More than anything, this event, them restricting trading, finally brought to the surface Robinhood's core business model, which to the surprise of many of its users, isn't to benefit the small mom and pop investors at all. Quite the opposite.

What most people don't know or didn't know is that Robinhood's biggest clients are the large market makers and get this hedge funds. Their biggest clients are, are, are market makers and hedge funds. Robinhood doesn't charge you commissions to trade.

but they entice you to do it and that's because they make a lot of money selling their order flow to large hedge funds. In other words, they're taking order flow from mom and pop investors like you and me and they're selling it to the big wealthy hedge funds. Robinhood is just the middleman. So the more you trade, the more order flow they can sell, which is why they've designed this slick trading app that encourages trading.

Well, many people felt like GameStop, the GameStop trade was an effort to stick it to the man and they celebrated when the media ran headlines stating that hedge funds like Melvin Capital lost billions of dollars.
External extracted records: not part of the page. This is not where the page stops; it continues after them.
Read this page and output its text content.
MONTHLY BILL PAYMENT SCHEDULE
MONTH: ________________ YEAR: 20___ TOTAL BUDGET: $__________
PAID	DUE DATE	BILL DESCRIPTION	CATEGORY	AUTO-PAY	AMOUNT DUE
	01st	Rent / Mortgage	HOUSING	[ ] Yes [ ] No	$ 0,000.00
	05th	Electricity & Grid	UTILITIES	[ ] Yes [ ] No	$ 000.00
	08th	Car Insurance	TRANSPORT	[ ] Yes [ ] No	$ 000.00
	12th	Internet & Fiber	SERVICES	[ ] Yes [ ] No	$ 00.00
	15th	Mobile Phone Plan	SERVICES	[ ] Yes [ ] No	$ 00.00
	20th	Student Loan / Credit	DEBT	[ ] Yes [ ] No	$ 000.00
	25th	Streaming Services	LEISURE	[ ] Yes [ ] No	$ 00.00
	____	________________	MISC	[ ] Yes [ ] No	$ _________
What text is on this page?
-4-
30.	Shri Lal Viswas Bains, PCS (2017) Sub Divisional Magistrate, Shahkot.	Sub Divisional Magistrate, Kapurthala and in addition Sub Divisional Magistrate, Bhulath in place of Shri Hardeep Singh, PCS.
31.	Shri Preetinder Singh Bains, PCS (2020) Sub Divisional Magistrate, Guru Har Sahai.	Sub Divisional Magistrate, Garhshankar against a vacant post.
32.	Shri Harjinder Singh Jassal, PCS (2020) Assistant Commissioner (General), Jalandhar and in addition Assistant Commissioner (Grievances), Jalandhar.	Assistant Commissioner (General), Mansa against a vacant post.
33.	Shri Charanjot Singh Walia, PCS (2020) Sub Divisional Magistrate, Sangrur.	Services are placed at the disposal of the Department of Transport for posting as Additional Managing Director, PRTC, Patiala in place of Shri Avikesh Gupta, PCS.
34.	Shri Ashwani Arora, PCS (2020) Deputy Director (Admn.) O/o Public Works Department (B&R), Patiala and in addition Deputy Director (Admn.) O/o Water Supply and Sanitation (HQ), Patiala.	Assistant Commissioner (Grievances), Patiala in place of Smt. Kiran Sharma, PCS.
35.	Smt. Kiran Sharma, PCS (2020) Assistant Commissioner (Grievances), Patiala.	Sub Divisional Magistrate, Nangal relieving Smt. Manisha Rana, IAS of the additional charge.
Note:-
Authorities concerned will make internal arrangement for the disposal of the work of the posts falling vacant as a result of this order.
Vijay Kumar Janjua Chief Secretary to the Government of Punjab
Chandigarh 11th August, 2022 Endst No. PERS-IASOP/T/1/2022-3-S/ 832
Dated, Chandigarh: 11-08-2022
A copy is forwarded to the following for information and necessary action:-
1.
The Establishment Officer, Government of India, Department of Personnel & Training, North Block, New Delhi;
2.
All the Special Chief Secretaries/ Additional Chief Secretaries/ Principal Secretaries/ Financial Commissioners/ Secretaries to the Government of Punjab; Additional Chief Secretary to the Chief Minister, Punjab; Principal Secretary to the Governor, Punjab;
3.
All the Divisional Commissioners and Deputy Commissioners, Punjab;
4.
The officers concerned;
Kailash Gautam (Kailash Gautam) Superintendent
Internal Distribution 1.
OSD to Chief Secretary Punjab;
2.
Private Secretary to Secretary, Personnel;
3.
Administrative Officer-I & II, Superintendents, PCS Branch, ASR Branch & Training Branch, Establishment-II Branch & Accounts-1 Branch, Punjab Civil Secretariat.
Well, unfortunately, that's just not what happened.

My friend Colin Roche summed it up really nicely by saying, quote, all of this activity is in the aggregate hurting Robinhood's customers and benefiting all of the middlemen who make money from all of your irrational activity.

Oh, and if you think GameStop's biggest individual beneficiaries are Reddit traders, then you aren't familiar with the executive suite and board of directors at GameStop or the hundreds of billions of GameStop stock owned by other hedge funds and institutional investors. This was never David versus Goliath. Remember, if you're not paying for a product, you are the product. And that's exactly what many people are learning right now.

As mentioned at the top of the show, the story is far from over. The good news is this story shouldn't matter to you or your retirement. And even better news is that you have a lot of control over how you're impacted by this event as a retirement saver and an investor and how you spend your time reacting to it.

I'll be back here next week, getting back to our regular programming on financial planning, things that are in your control to actually move the needle. Next week, we're going to be talking about portfolio rebalancing, what it is and the top four benefits. So until then, have a great week and I will see you back here next Tuesday.

This podcast is not engaged in rendering legal, financial, or other professional services.